JAKARTA (Reuters) – Indonesia’s presidential candidates have pledged to strengthen the government’s anti-corruption agency, laying out their plans ahead of the country’s Feb. 14 election, to counter pervasive graft in Southeast Asia’s largest economy.

The candidates’ promises, made at a dialogue late on Wednesday, come as experts bemoan a slowdown in the country’s fight against graft amid an erosion of the powers of its once-vaunted Corruption Eradication Commission, known by its Indonesian initials as the KPK.

The election sees leading candidate Prabowo Subianto, the defence minister and former general, facing off against former provincial governors Ganjar Pranowo and Anies Baswedan.

Anies, the former governor of the capital Jakarta, said he would bring Indonesia’s battle against graft back on track by strengthening the KPK and revising the law governing the agency.

“We want to return the KPK as an authoritative institution in the legal sense and this means revising the KPK law,” he said at the live streamed event held by the KPK and attended by its top officials and all candidates.

The law was amended in 2019 and experts have said it weakened the KPK by curbing its freedom to wiretap suspects and by classifying its independent investigators as civil servants that report to the government.
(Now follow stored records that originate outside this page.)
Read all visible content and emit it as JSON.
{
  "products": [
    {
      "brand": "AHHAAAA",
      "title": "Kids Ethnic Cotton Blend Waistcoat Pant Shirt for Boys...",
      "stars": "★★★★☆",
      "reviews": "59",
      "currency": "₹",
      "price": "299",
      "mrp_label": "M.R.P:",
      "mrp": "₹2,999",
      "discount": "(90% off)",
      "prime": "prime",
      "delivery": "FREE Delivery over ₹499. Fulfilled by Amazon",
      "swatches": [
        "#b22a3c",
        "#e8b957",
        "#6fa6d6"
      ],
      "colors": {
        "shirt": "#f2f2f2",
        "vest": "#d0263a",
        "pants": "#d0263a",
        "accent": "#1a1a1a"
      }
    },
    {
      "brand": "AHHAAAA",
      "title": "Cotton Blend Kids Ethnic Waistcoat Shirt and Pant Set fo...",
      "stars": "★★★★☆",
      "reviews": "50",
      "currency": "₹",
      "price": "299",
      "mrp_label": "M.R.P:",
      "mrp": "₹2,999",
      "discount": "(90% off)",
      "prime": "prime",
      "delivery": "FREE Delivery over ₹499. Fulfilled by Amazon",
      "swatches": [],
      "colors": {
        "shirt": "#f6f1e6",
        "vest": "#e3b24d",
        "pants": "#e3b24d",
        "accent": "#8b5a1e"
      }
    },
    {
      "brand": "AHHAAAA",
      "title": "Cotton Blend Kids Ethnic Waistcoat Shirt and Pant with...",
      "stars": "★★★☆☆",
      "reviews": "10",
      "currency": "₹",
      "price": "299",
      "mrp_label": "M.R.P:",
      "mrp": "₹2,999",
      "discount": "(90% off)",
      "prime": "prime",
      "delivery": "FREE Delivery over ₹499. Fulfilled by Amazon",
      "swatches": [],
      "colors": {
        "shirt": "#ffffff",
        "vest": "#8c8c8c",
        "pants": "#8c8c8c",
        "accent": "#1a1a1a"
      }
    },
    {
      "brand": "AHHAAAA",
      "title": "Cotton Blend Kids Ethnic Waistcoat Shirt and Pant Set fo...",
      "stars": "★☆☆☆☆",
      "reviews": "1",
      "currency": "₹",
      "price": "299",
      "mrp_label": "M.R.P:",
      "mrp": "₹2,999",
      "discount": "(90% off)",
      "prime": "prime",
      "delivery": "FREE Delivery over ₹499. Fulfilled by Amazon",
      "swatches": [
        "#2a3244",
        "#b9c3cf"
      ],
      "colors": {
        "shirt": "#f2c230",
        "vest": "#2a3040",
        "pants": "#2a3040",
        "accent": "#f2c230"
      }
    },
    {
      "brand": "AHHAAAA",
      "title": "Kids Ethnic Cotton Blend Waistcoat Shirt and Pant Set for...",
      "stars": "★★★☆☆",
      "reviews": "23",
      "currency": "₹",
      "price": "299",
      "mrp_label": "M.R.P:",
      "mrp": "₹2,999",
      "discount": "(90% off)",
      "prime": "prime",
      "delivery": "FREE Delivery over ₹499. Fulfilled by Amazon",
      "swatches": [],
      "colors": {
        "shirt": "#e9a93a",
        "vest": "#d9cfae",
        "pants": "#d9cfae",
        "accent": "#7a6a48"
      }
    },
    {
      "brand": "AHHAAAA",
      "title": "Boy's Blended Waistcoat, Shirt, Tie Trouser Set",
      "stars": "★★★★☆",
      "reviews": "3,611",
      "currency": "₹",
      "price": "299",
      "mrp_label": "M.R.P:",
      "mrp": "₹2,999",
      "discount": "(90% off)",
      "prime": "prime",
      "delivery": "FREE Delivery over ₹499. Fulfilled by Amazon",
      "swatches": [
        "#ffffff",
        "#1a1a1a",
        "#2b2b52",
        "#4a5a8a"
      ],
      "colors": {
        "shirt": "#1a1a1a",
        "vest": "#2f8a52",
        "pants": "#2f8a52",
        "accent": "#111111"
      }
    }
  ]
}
The revision, made under current President Joko Widodo, who is known as Jokowi, triggered mass protests at the time.

Prabowo said he would take a “realistic” approach to preventing corruption cases by increasing the wages of state officials entrusted with large budgets, citing the examples of judges and officials at his own ministry who are responsible for military hardware procurement.

“I have made a calculation with my expert team. We have the capability, we are not poor,” he added, without elaborating on the budget plan for the wage increase.

Ganjar, the former governor of Central Java province and the candidate of the party of President Jokowi, pledged to restore the KPK’s independence, push for audits of government agencies and ensure assets are confiscated from those convicted of graft.

Over the course of President Jokowi’s nearly decade in office, six of his ministers have been charged or jailed for graft, and the chief of the KPK, Firli Bahuri, was also named as a bribery suspect in November.

In 2022, Indonesia dropped four places on global graft watchdog Transparency International’s corruption perception index to 110 out of 180 countries.